Thank you for all your replies - my goodness, so many things to try! My trainer from class let me borrow one of her head collars tuesday and it does stop the pulling but does tend to ride up the nose and in to Reuben's eyes. I tried adjusting it, so bit trial and error at the moment. I will look at your recomendations Fran as I am sure I have read you mention these before on this site. May comeback to you with questions! I also agree with you that it is definitely not cheating and I don't want a quick fix but just something to assist especially as I have a sore shoulder and now suspected arthritis in one hand. Today Reuben had the headcollar on in the morning when walking to school but then for the rest of the time it was off and lots of patient practice. On his second walk we started with it on (still training/treating asking to heel) and then took it off again after 10 mins or so. i would rather use a training aid as opposed to getting extremely frustrated/upset and yanking on his neck especially as Reuben is still undergoing investigations for his cough/oesephagas problems. And I totally hold my hand up and admit to losing patience sometimes and know it is not Reuben's fault but feel he gets the brunt of it.
I do make sure that one of our walks is around the local shops where there are lots of people and dogs to distract Reuben and I have noticed (as of today) he is not so completely obsessed with trying to go up to people. Even managed to get him to sit and wait whilst a cyclist went by!!!! Anyway sorry to go off the subject and good luck Jennifer, lets hope we both get there in the very near future as I am sure people think I am potty, stop, start, stop, start, yap, yap, yap. In fact I think I even train in my sleep now...
Thank you Fran, I had a look at a few of your videos and they are really good, Dottie is also such a sweetie! I will keep an eye out for your update.
Hi Louise, Having 2 setters and one very powerful male that can pull in certain situations, I tried haltis fairly successfully but then came across the Dogmatic headcollar which is very similar to the halti but the fit is much better (several sizes available) and is also designed not to ride up into the eyes. Both dogs took to these very quickly. I wish I could say that our dogs don't pull but we're still working at that one. In the meantime if I need to be in total control, they are very useful. www.dogmatic.org.uk.
I have not tried these but they were recommended by agility friends Run Devue Leashes I think their website is www.stores.run-devue.com.
Hi just a thought - do you free run Reuben before you put him on the lead to take the edge off his excess energy and natural exuberance, I play with Rio out in our field for ten minutes or more before we go out really wouldn't expect him to settle down or listen straight away if I just put him on the lead and walked him, - I don't walk him very far - do think little and often is the way to success but then I guess I am lucky in so much that we have 2 acres to let him run in and the fact that I don't work. Good luck with the Halti and the other training aides recommended on here, as I said I tried many thing's with Jinty but then one day it was as if something had clicked - she 'got it' and she never pulled again. There are also dog trainers who will look at how you handle your dog - and your body language etc.

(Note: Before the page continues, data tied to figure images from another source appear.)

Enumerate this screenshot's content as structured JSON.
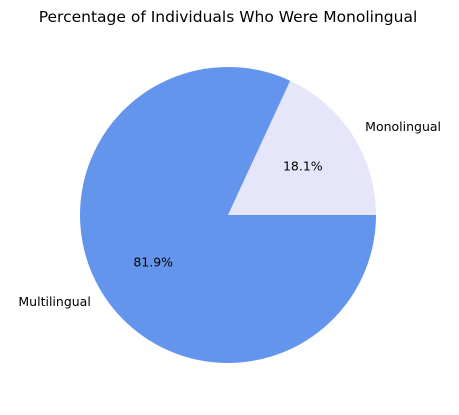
{
  "chart_data": {
    "type": "pie",
    "title": "Percentage of Individuals Who Were Monolingual",
    "slices": [
      {
        "label": "Monolingual",
        "value": 18.1,
        "value_label": "18.1%",
        "color": "#e6e6fa"
      },
      {
        "label": "Multilingual",
        "value": 81.9,
        "value_label": "81.9%",
        "color": "#6495ed"
      }
    ],
    "start_angle_deg": 0,
    "direction": "counterclockwise"
  }
}
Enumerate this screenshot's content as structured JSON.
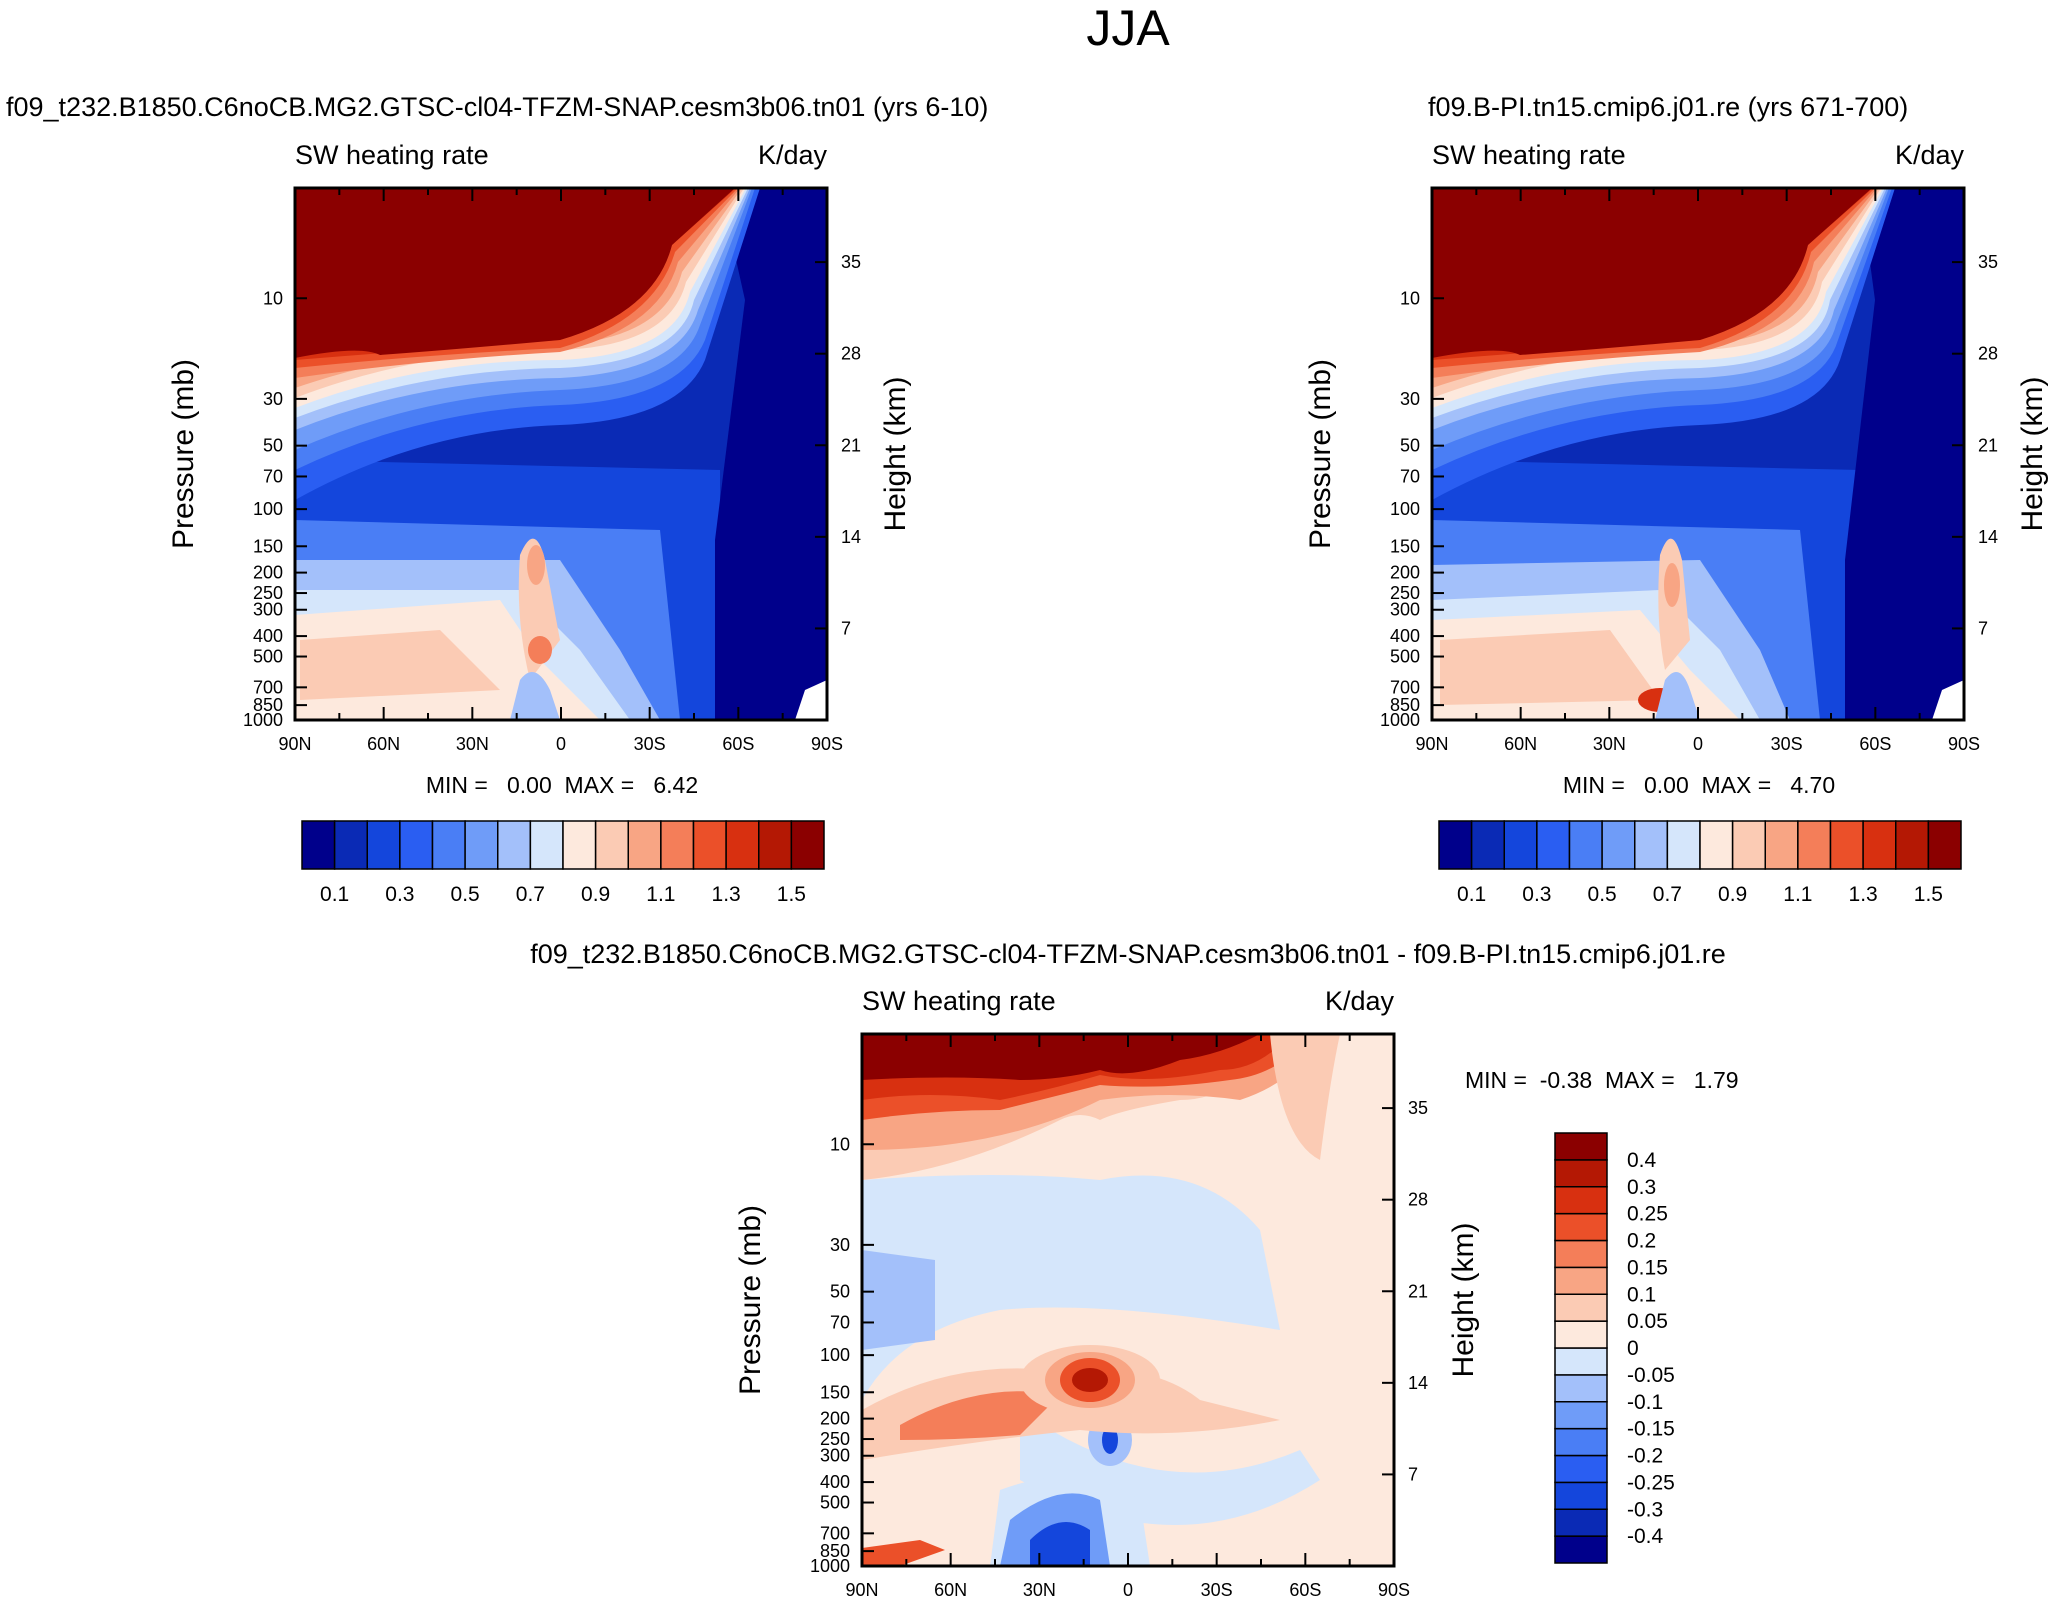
{
  "figure": {
    "title": "JJA"
  },
  "chart_data": [
    {
      "type": "heatmap",
      "id": "p1",
      "title": "f09_t232.B1850.C6noCB.MG2.GTSC-cl04-TFZM-SNAP.cesm3b06.tn01 (yrs 6-10)",
      "left_string": "SW heating rate",
      "right_string": "K/day",
      "xlabel": "",
      "ylabel": "Pressure (mb)",
      "ylabel_right": "Height (km)",
      "x_ticks": [
        "90N",
        "60N",
        "30N",
        "0",
        "30S",
        "60S",
        "90S"
      ],
      "y_ticks": [
        "10",
        "30",
        "50",
        "70",
        "100",
        "150",
        "200",
        "250",
        "300",
        "400",
        "500",
        "700",
        "850",
        "1000"
      ],
      "y_ticks_right": [
        "35",
        "28",
        "21",
        "14",
        "7"
      ],
      "stats": "MIN =   0.00  MAX =   6.42",
      "colorbar": {
        "orientation": "horizontal",
        "colors": [
          "#00008b",
          "#0a2ab5",
          "#1446dc",
          "#2a5ef2",
          "#4a7ef5",
          "#6f9cf8",
          "#a3c0fa",
          "#d5e6fb",
          "#fde9dd",
          "#fbcbb4",
          "#f8a584",
          "#f47e59",
          "#eb5029",
          "#d83010",
          "#b41804",
          "#8b0000"
        ],
        "labels": [
          "0.1",
          "0.3",
          "0.5",
          "0.7",
          "0.9",
          "1.1",
          "1.3",
          "1.5"
        ]
      }
    },
    {
      "type": "heatmap",
      "id": "p2",
      "title": "f09.B-PI.tn15.cmip6.j01.re (yrs 671-700)",
      "left_string": "SW heating rate",
      "right_string": "K/day",
      "xlabel": "",
      "ylabel": "Pressure (mb)",
      "ylabel_right": "Height (km)",
      "x_ticks": [
        "90N",
        "60N",
        "30N",
        "0",
        "30S",
        "60S",
        "90S"
      ],
      "y_ticks": [
        "10",
        "30",
        "50",
        "70",
        "100",
        "150",
        "200",
        "250",
        "300",
        "400",
        "500",
        "700",
        "850",
        "1000"
      ],
      "y_ticks_right": [
        "35",
        "28",
        "21",
        "14",
        "7"
      ],
      "stats": "MIN =   0.00  MAX =   4.70",
      "colorbar": {
        "orientation": "horizontal",
        "colors": [
          "#00008b",
          "#0a2ab5",
          "#1446dc",
          "#2a5ef2",
          "#4a7ef5",
          "#6f9cf8",
          "#a3c0fa",
          "#d5e6fb",
          "#fde9dd",
          "#fbcbb4",
          "#f8a584",
          "#f47e59",
          "#eb5029",
          "#d83010",
          "#b41804",
          "#8b0000"
        ],
        "labels": [
          "0.1",
          "0.3",
          "0.5",
          "0.7",
          "0.9",
          "1.1",
          "1.3",
          "1.5"
        ]
      }
    },
    {
      "type": "heatmap",
      "id": "p3",
      "title": "f09_t232.B1850.C6noCB.MG2.GTSC-cl04-TFZM-SNAP.cesm3b06.tn01 - f09.B-PI.tn15.cmip6.j01.re",
      "left_string": "SW heating rate",
      "right_string": "K/day",
      "xlabel": "",
      "ylabel": "Pressure (mb)",
      "ylabel_right": "Height (km)",
      "x_ticks": [
        "90N",
        "60N",
        "30N",
        "0",
        "30S",
        "60S",
        "90S"
      ],
      "y_ticks": [
        "10",
        "30",
        "50",
        "70",
        "100",
        "150",
        "200",
        "250",
        "300",
        "400",
        "500",
        "700",
        "850",
        "1000"
      ],
      "y_ticks_right": [
        "35",
        "28",
        "21",
        "14",
        "7"
      ],
      "stats": "MIN =  -0.38  MAX =   1.79",
      "colorbar": {
        "orientation": "vertical",
        "colors": [
          "#00008b",
          "#0a2ab5",
          "#1446dc",
          "#2a5ef2",
          "#4a7ef5",
          "#6f9cf8",
          "#a3c0fa",
          "#d5e6fb",
          "#fde9dd",
          "#fbcbb4",
          "#f8a584",
          "#f47e59",
          "#eb5029",
          "#d83010",
          "#b41804",
          "#8b0000"
        ],
        "labels": [
          "0.4",
          "0.3",
          "0.25",
          "0.2",
          "0.15",
          "0.1",
          "0.05",
          "0",
          "-0.05",
          "-0.1",
          "-0.15",
          "-0.2",
          "-0.25",
          "-0.3",
          "-0.4"
        ]
      }
    }
  ]
}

We also had trouble with the halti riding up under the eye. We now use a 'gentle leader'- very similar to the halti but it seems to stay in place better
That's my experience also. Haltis ride up into the eyes, and can break! Gentle leaders are much better for setter type heads. Tip - If you find yourself without a head collar and he is pulling - try passing the lead in front of his chest (difficult to explain but T Touch websites should have pictures) this works quite well. Also bungee type dog leads will cushion the shock on your shoulder (dog games.co.uk website). Can you tell I have a big Gordon boy who pulled like a steam train? He's a lot better now, but it took 12 months of chiropractor treatment to fix my neck!
I use a gentle leader aswell on 2 of mine, they work really well, no problems with them riding up, they are also designed so that the dog can still eat, drink and pick things up.